Can Retailers Respond to Social Media Safety and Health Threats?

Employee-generated social media content has become a major safety and compliance issue for retailers, according to the law firm Fisher Phillips. Content can range from funny and harmless to harassment, bullying, threats and potential violence. Retailers have no legal obligations to monitor every employee’s Instagram or equivalent social media platform, states Fisher Phillips in an “Insights” report. There is no OSHA workplace violence standard. Retailers do need to have a process for responding to related workplace issues once they become aware of them, the law firm states.
The “Insights” report states: “OSHA’s general duty clause requires employers to provide a workplace free from recognized hazards likely to cause serious harm. OSHA has recognized retail as a high-risk environment for workplace violence, and that recognition extends to threats that originate on social media. If a current or former employee posts something threatening online toward a co-worker and management is aware of it, the employer must have a protocol in place – a defensible response process is critical.”
Fisher Phillips urges retailers to be aware of any applicable state and local safety rules, and other Federal requirements, which the firm describes here:
- New York’s Retail Worker Safety Act took effect last year and requires covered employers to adopt violence prevention policies, conduct training, and in some cases install panic or alarm buttons.
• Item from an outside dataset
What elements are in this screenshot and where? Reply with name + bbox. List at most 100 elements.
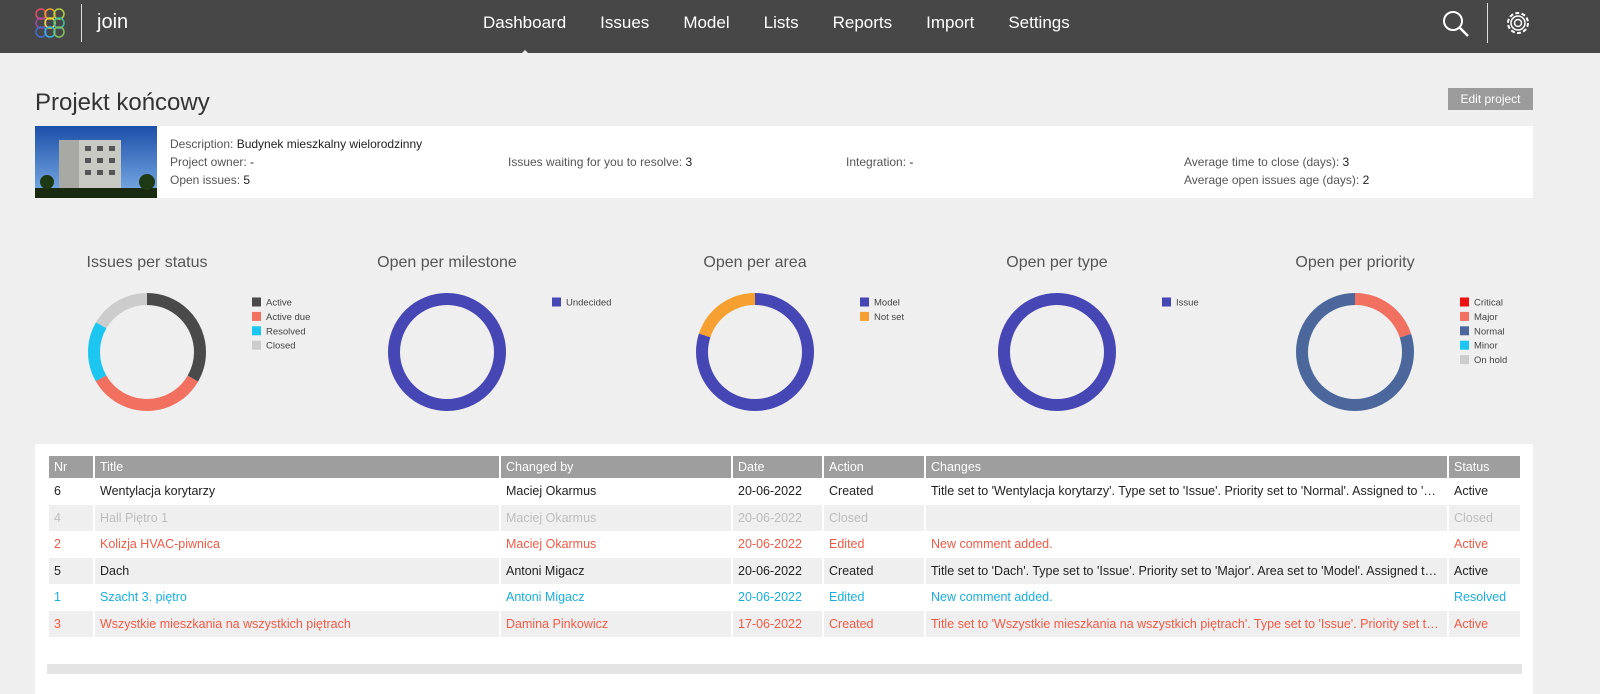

- California requires almost all employers to develop and implement workplace violence prevention plans. Specific requirements relate to hazard assessments, violent incident logs, and annual training. The state’s definition of workplace violence includes online threats.
- Washington state issued standards updates for isolated employees on January 1st, 2026, that apply to certain retailers. Updates include added training, recordkeeping, and functional requirements related to panic buttons, among other changes.
- Equal Employment Opportunity Commission (EEOC) rules must be addressed. Under EEOC requirements, employer liability for harassment claims can arise when management knows or should have known about harassing conduct, regardless of whether the conduct happened on company time or on a personal device. Conduct that occurs on private social media is not excluded because it didn’t happen on company property or time. If it surfaces in the workplace and contributes to a hostile work environment, it’s likely within the scope of EEOC rules.
- A social media policy must account for the right of employees to engage in activity about their terms and conditions of employment under the National Labor Relations Act. A retail worker posting about unsafe working conditions or management practices may be engaged in protected activity even if the post is critical or uncomfortable.
3 practical steps for retail employers
As social media use increases, retailer policies and practices to protect their workforce and business should be adjusted to keep pace. Fisher Phillips offers three steps to consider:
- Update safety programs. In California, addressing social media-originated threats in Workplace Violence Prevention Programs (WVPP) is now a compliance requirement. Updating WVPPs to reflect social media risks makes sense for multi-state retailers even where it isn’t required.
- Train managers. The first person who sees a concerning post or hears about a viral clip is almost always a store manager. Managers need to know when to contact HR, when to call legal, and what not to do. Threatening discipline for a post that might be protected activity, or ignoring something that warrants a threat assessment, can be costly mistakes.
- Review social media policies. A policy needs to cover new trends such as livestreaming, employee personal branding, and the growth of WVPPs. The policy needs to be specific enough to address safety and harassment concerns, narrow enough not to delete protected activity, and written so employees understand.